Cela devait bien arriver une fois ! Pas une seule personne rencontrée de la journée à part la boulangère pour l'achat du pique-nique ce matin avant de partir. Je suis bien passé près de quelques fermes isolées et du petit bourg de Saint-Agnan. Mais personne ! Pas un seul bonjour ou rencontre de la journée. C'est bien la première fois depuis le départ de Bâle. La réputation de coin perdu du Morvan est préservée. Ce n'est pas pour me déplaire. Après tout, c'est ce que je suis venu chercher dans cette traversée à pied de la France, les petits coins perdus dans nos campagnes.
Je quitte Saulieu à 9h00, plus tôt que d'habitude, car je dois être arrivé à 16h00 à la Pierre qui Vire, l'accueil étant fermé ensuite. Il a plu toute la nuit et ce matin le plafond des nuages est très bas. En empruntant les bas-côtés de la route en sortie de Saulieu, je constate que l'herbe est trop mouillée pour imaginer prendre le sentier dans les bois. Le chemin de Compostelle est trop peu entretenu et balisé en Bourgogne pour risquer de se perdre ou de se tordre les pieds. J'emprunte donc les petites vicinales qui me conduiront de Saulieu à Saint-Agnan. Les pieds chaufferont plus vite que sur le sentier mais c'est préférable que de glisser ou de tomber dans la boue.
Au fur et à mesure que je pénètre dans cette région du Morvan, les paysages ressemblent de plus en plus à la campagne irlandaise. Landes, bocages, prairies, pâtures, étangs... Quelques vaches dans les prés, le brouillard et les fines gouttelettes de pluie complètent le tableau.
En milieu de matinée, je quitte le département de la Côte d'Or et pénètre dans la Nièvre, pas pour longtemps car quelques kilomètres plus loin, j'atteins l'Yonne. La route monte progressivement et la forêt remplace la campagne. Les feuillus (chênes, tilleuls, marronniers, noyers, charmes, érables) laissent place aux résineux (essentiellement sapins). Les paysages irlandais laissent place aux paysages canadiens, de grandes forêts de sapins qui se reflètent dans les eaux des lacs et des étangs.
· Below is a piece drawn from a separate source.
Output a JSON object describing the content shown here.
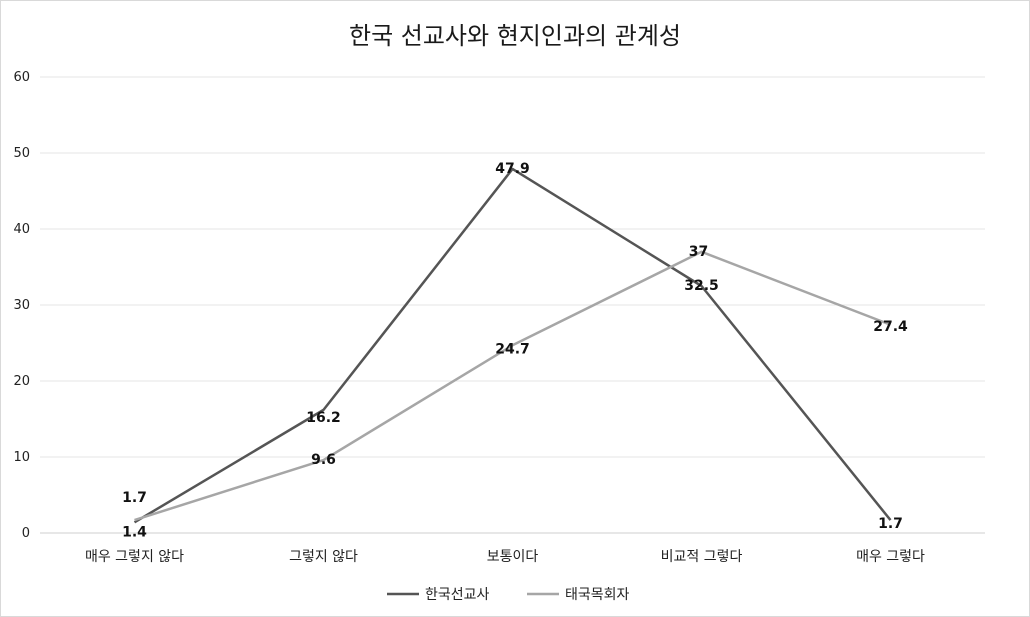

Pour faciliter la marche, je délaisse le côté gauche habituel pour marcher au centre de la route. Les routes étant généralement bombée pour laisser l'eau s'évacuer sur les côtés, le centre de la route est toujours plat. C'est l'endroit le plus agréable pour marcher mais aussi le plus dangereux en temps normal ! Ici, sur ces petites vicinales, aucune voiture ni tracteur ce matin. Seuls les oiseaux brisent le silence. Si une voiture arrivait, je l'entendrai suffisamment de loin pour me rabattre sur le côté. La route m'appartient !
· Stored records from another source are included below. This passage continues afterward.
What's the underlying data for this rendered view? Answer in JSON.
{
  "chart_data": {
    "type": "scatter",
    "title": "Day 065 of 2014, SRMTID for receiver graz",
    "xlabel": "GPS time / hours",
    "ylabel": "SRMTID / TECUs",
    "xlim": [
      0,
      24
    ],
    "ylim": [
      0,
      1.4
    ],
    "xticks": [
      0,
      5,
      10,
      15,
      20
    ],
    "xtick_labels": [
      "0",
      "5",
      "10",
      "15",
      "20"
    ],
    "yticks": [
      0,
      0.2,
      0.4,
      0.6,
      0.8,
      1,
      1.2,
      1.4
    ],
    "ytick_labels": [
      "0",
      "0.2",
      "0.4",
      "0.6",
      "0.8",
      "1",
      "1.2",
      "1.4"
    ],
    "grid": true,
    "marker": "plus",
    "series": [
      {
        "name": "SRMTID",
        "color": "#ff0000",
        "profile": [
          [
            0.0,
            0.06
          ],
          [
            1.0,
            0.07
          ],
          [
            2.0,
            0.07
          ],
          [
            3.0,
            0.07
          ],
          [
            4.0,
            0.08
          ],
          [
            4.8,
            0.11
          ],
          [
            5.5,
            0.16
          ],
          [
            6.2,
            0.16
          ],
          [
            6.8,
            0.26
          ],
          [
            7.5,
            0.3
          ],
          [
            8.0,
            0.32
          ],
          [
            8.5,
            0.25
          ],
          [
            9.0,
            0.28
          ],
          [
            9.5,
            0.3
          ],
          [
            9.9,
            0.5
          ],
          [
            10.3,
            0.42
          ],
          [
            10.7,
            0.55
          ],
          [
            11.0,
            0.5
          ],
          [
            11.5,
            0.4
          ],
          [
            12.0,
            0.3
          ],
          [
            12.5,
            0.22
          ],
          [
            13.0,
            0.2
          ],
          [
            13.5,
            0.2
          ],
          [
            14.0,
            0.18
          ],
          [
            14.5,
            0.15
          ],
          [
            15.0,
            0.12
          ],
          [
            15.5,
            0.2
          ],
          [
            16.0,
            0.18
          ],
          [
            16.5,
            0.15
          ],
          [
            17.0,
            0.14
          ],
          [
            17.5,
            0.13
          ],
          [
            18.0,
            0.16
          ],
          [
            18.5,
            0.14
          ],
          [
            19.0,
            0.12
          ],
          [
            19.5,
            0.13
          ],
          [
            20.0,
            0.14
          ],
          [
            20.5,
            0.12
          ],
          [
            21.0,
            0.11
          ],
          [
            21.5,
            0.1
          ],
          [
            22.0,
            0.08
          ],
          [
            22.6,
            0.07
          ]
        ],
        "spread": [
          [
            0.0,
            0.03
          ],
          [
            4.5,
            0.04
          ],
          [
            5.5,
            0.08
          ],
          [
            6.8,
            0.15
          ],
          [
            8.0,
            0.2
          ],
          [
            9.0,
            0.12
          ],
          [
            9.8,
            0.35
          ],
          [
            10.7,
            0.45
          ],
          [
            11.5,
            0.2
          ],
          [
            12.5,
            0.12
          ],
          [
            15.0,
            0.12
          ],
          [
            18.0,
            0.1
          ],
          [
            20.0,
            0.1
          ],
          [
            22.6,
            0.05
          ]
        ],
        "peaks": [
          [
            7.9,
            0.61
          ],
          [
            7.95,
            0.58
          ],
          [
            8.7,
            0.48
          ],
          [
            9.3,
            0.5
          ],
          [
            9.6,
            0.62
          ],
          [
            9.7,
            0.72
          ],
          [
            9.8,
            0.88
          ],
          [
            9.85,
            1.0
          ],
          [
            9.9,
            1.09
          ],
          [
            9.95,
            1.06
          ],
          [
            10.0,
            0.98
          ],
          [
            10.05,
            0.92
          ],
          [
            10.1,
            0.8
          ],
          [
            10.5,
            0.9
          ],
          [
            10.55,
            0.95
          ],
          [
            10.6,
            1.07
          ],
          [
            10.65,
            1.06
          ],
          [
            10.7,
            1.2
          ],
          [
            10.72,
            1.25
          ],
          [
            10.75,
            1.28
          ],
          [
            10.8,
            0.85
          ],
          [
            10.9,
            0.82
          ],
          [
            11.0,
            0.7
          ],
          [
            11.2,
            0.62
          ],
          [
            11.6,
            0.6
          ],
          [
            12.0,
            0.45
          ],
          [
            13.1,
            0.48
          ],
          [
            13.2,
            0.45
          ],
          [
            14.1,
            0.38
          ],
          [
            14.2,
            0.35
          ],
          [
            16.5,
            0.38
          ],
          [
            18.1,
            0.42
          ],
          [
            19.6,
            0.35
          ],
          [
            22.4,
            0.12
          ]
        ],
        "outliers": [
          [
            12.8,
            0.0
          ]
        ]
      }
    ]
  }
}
A midi, j'arrive au bourg de Saint-Agnan au moment où un coin de ciel bleu apparaît. Pas très longtemps car 5 minutes après, le ciel est de nouveau totalement gris. Après une pause pique-nique, le soleil ayant refait son apparition, je décide de quitter la route et de prendre le GR "Tour du Morvan" qui longe le lac de Saint-Agnan, monte dans les bois et redescend ensuite le long d'un torrent pour atteindre l'abbaye de la Pierre qui Vire. Deux heures de marche de pur bonheur. Sentier praticable et bien balisé à travers des forêts entretenues. L'humidité a attendri le sol et rend la marche souple et agréable. Aucun bruit excepté les chants des oiseaux et un court instant, un avion qui passe bien haut dans le ciel. Aucune présence sur le chemin.
Je passe bientôt le long d'un "champ de sapins de Noël". Sur les 6 millions de sapins vendus chaque année à Noël, 1 million sont originaires du Morvan. Je ne peux m'empêcher de penser en les voyant que dans 6 à 9 ans, ils iront rejoindre telle ou telle maison pour quelques jours de bonheur.
J'arrive à temps à l'abbaye, un quart d'heure avant la fermeture de l'accueil. Endroit totalement perdu dans les grandes forêts de sapins, éloigné de tout, où je découvrirai une heure plus tard qu'il est impossible de passer un coup de fil faute de réseau !
Saulieu - Abbaye de la Pierre-qui-Vire: 23 km / 5h30 (cumul 461 km / 105h30)
Départements : Côte d'Or (21) puis Nièvre (58) puis Yonne (89)
Région : Bourgogne
Paysage : *** (sur le final de l'étape, le lac de Saint-Agnan et la forêt de Saint-Léger à l'approche de l'abbaye)
Météo : ciel couvert. 16°
Hébergement à l'arrivée : abbaye
Le physique : merci Epitact (protections anti-ampoules). Journée passée sans difficulté
Le moral : superbe final. C'est bon pour le moral !
Le sourire le matin pour lancer la journée. L'humeur acariâtre de la boulangère ce matin.